Russell was eventually moved to safety and then bundled into an ambulance, but hostilities continued as he found he was in the same van as George Carstairs. Only the quick intervention of the ambulancemen prevented Russell from lunging at the St George player as the vehicle travelled to St George Hospital, with Russell snarling at Carstairs "You started this you bastard, now I'm going to finish it".

The police were eventually able to restore order, but the day will be remembered as a black day in the history of the New South Wales Rugby League. Following the riot, the NSWRL launched an official investigation and concluded that the crowd, rather than the players or referee Brannaghan, were to blame for the riot.

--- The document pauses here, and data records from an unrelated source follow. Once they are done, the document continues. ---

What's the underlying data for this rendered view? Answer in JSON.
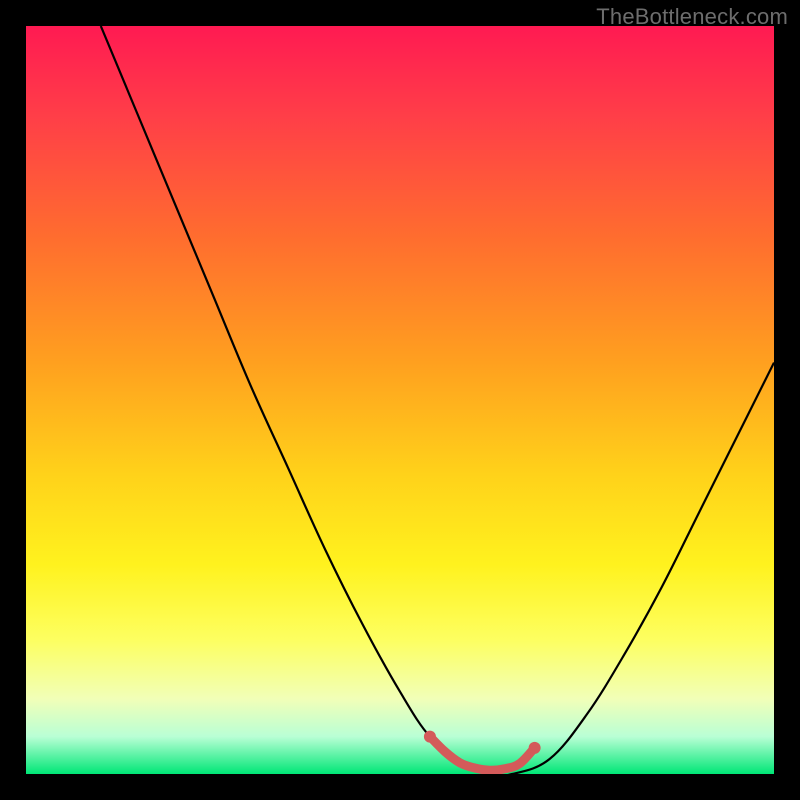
{
  "watermark": "TheBottleneck.com",
  "colors": {
    "frame": "#000000",
    "curve": "#000000",
    "marker": "#d45a5a",
    "gradient_top": "#ff1a52",
    "gradient_bottom": "#00e676"
  },
  "chart_data": {
    "type": "line",
    "title": "",
    "xlabel": "",
    "ylabel": "",
    "xlim": [
      0,
      100
    ],
    "ylim": [
      0,
      100
    ],
    "grid": false,
    "series": [
      {
        "name": "bottleneck-curve",
        "x": [
          10,
          15,
          20,
          25,
          30,
          35,
          40,
          45,
          50,
          54,
          58,
          62,
          65,
          70,
          75,
          80,
          85,
          90,
          95,
          100
        ],
        "values": [
          100,
          88,
          76,
          64,
          52,
          41,
          30,
          20,
          11,
          5,
          2,
          0,
          0,
          2,
          8,
          16,
          25,
          35,
          45,
          55
        ]
      },
      {
        "name": "optimal-segment",
        "x": [
          54,
          56,
          58,
          60,
          62,
          64,
          66,
          68
        ],
        "values": [
          5,
          3,
          1.5,
          0.8,
          0.5,
          0.7,
          1.4,
          3.5
        ]
      }
    ],
    "annotations": []
  }
}
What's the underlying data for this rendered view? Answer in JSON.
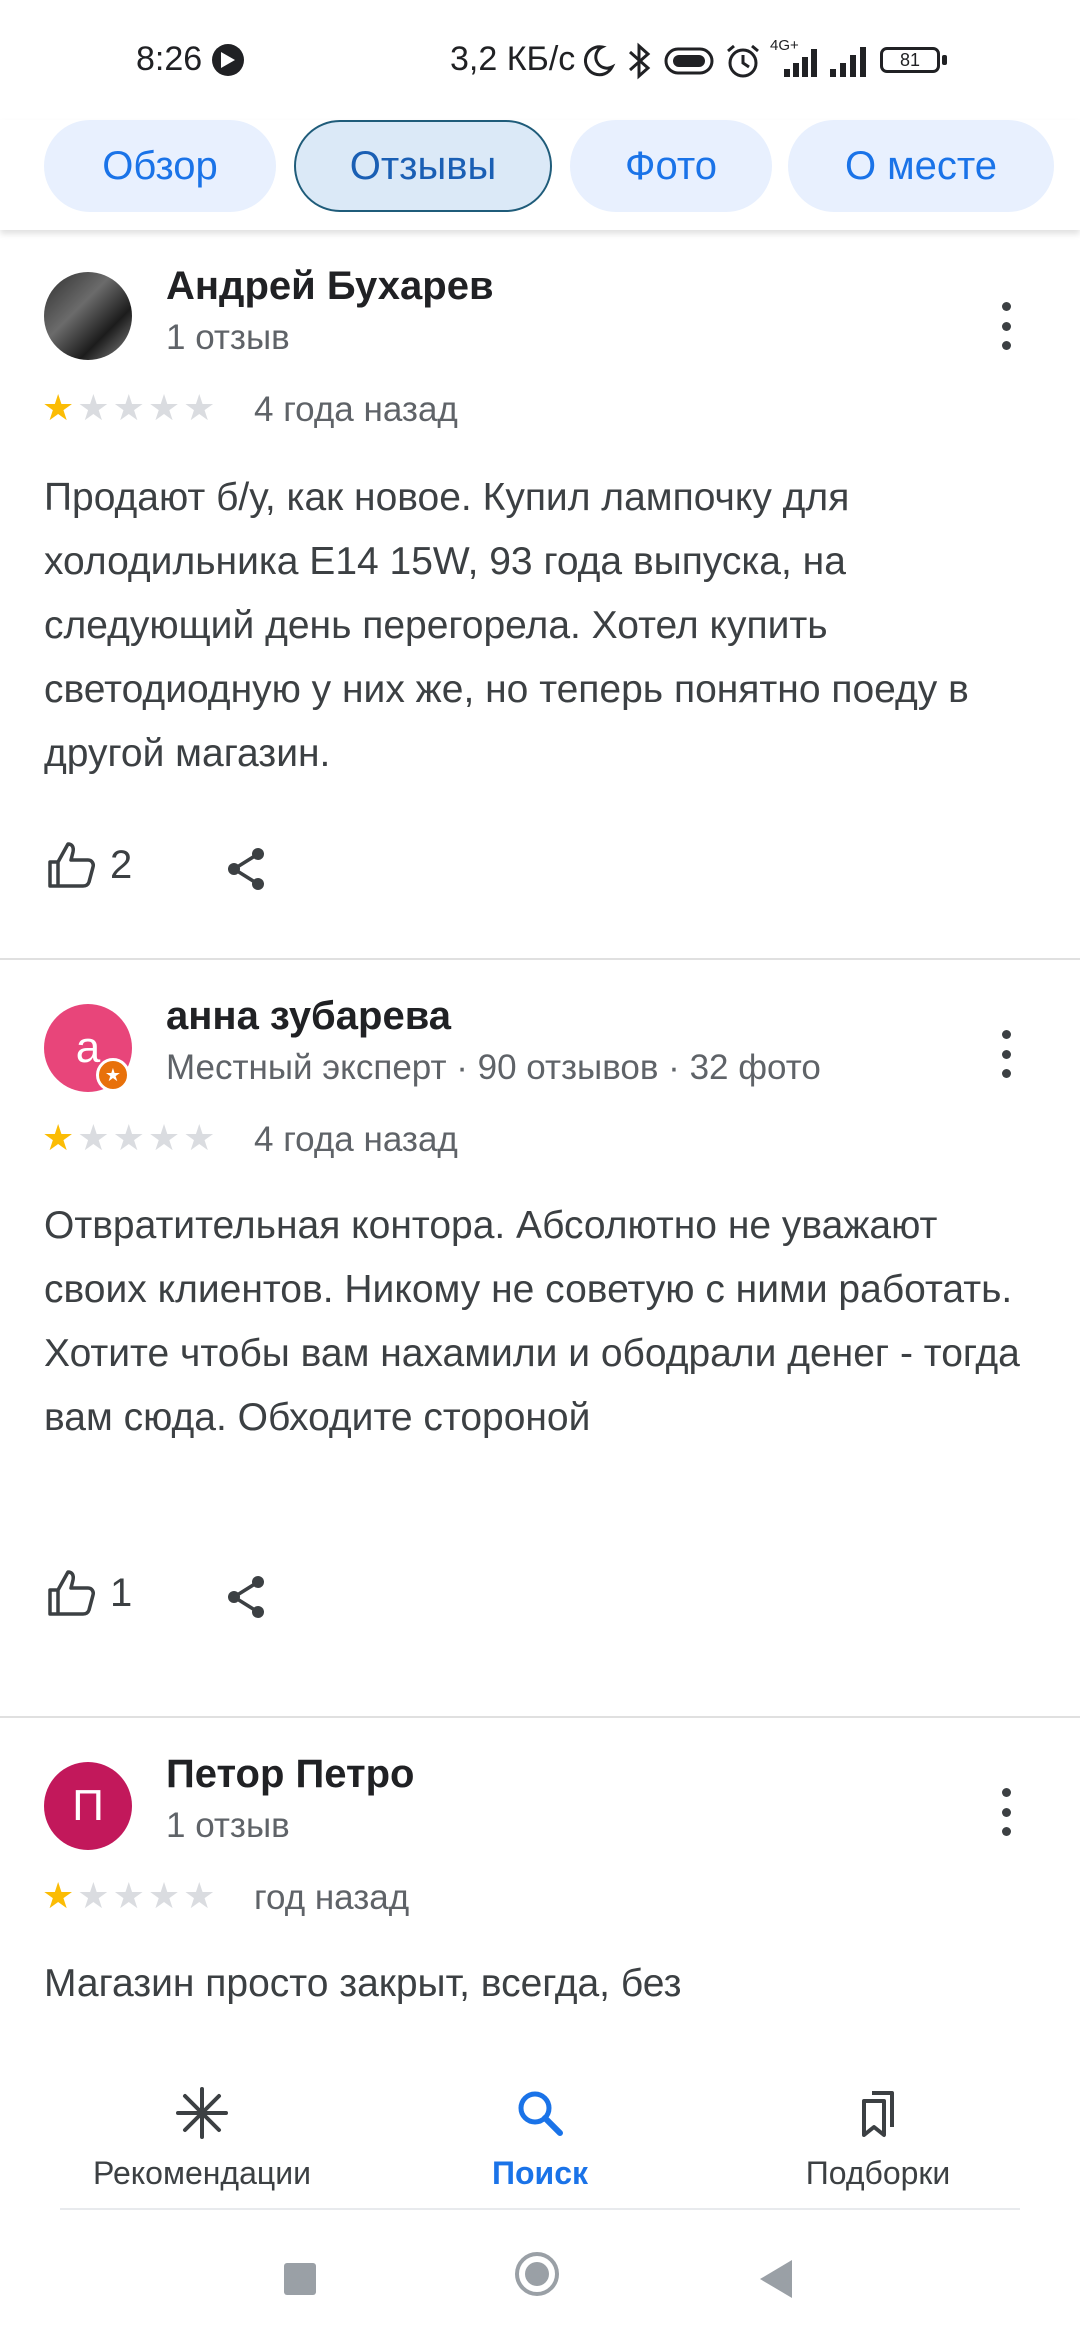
{
  "status_bar": {
    "time": "8:26",
    "net_speed": "3,2 КБ/с",
    "network_type": "4G+",
    "battery": "81"
  },
  "tabs": [
    {
      "label": "Обзор",
      "active": false
    },
    {
      "label": "Отзывы",
      "active": true
    },
    {
      "label": "Фото",
      "active": false
    },
    {
      "label": "О месте",
      "active": false
    }
  ],
  "reviews": [
    {
      "name": "Андрей Бухарев",
      "meta": "1 отзыв",
      "avatar": "photo",
      "rating": 1,
      "date": "4 года назад",
      "text": "Продают б/у, как новое. Купил лампочку для холодильника E14 15W, 93 года выпуска, на следующий день перегорела. Хотел купить светодиодную у них же, но теперь понятно поеду в другой магазин.",
      "likes": "2"
    },
    {
      "name": "анна зубарева",
      "meta": "Местный эксперт · 90 отзывов · 32 фото",
      "avatar": "а",
      "avatar_color": "#e8457a",
      "local_guide": true,
      "rating": 1,
      "date": "4 года назад",
      "text": "Отвратительная контора. Абсолютно не уважают своих клиентов. Никому не советую с ними работать. Хотите чтобы вам нахамили и ободрали денег - тогда вам сюда. Обходите стороной",
      "likes": "1"
    },
    {
      "name": "Петор Петро",
      "meta": "1 отзыв",
      "avatar": "П",
      "avatar_color": "#c2185b",
      "rating": 1,
      "date": "год назад",
      "text": "Магазин просто закрыт, всегда, без"
    }
  ],
  "bottom_nav": [
    {
      "label": "Рекомендации",
      "icon": "sparkle-icon",
      "active": false
    },
    {
      "label": "Поиск",
      "icon": "search-icon",
      "active": true
    },
    {
      "label": "Подборки",
      "icon": "bookmarks-icon",
      "active": false
    }
  ],
  "colors": {
    "accent": "#1a73e8",
    "star": "#fbbc04",
    "tab_bg": "#e8f0fe"
  }
}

In an interview more than 40 years after the riot, Tony Russell claimed that it was actually George Carstairs who started it by elbowing him in the face and breaking his nose. Russell also strenuously denied kicking "Bluey" Carstairs, declaring, "I wouldn't have wasted the boot leather".

==The end of an era==
When Lancelot Earl died on 20 June 1938, the ground was put on the open market after being offered to St. George and the NSWRFL for 5,000 pounds. As neither party was in a position to purchase the property, it was eventually sold to Cook's Caramels who constructed a factory on the site. The last match ever to be played at Earl Park was against North Sydney on Saturday 8 July 1939. St. George won the game 24–17.

Earl Park was situated on the block that is surrounded by Bonar Street, Wollongong Road, Martin Avenue, and Bidjigal Road, and nothing of it remains there.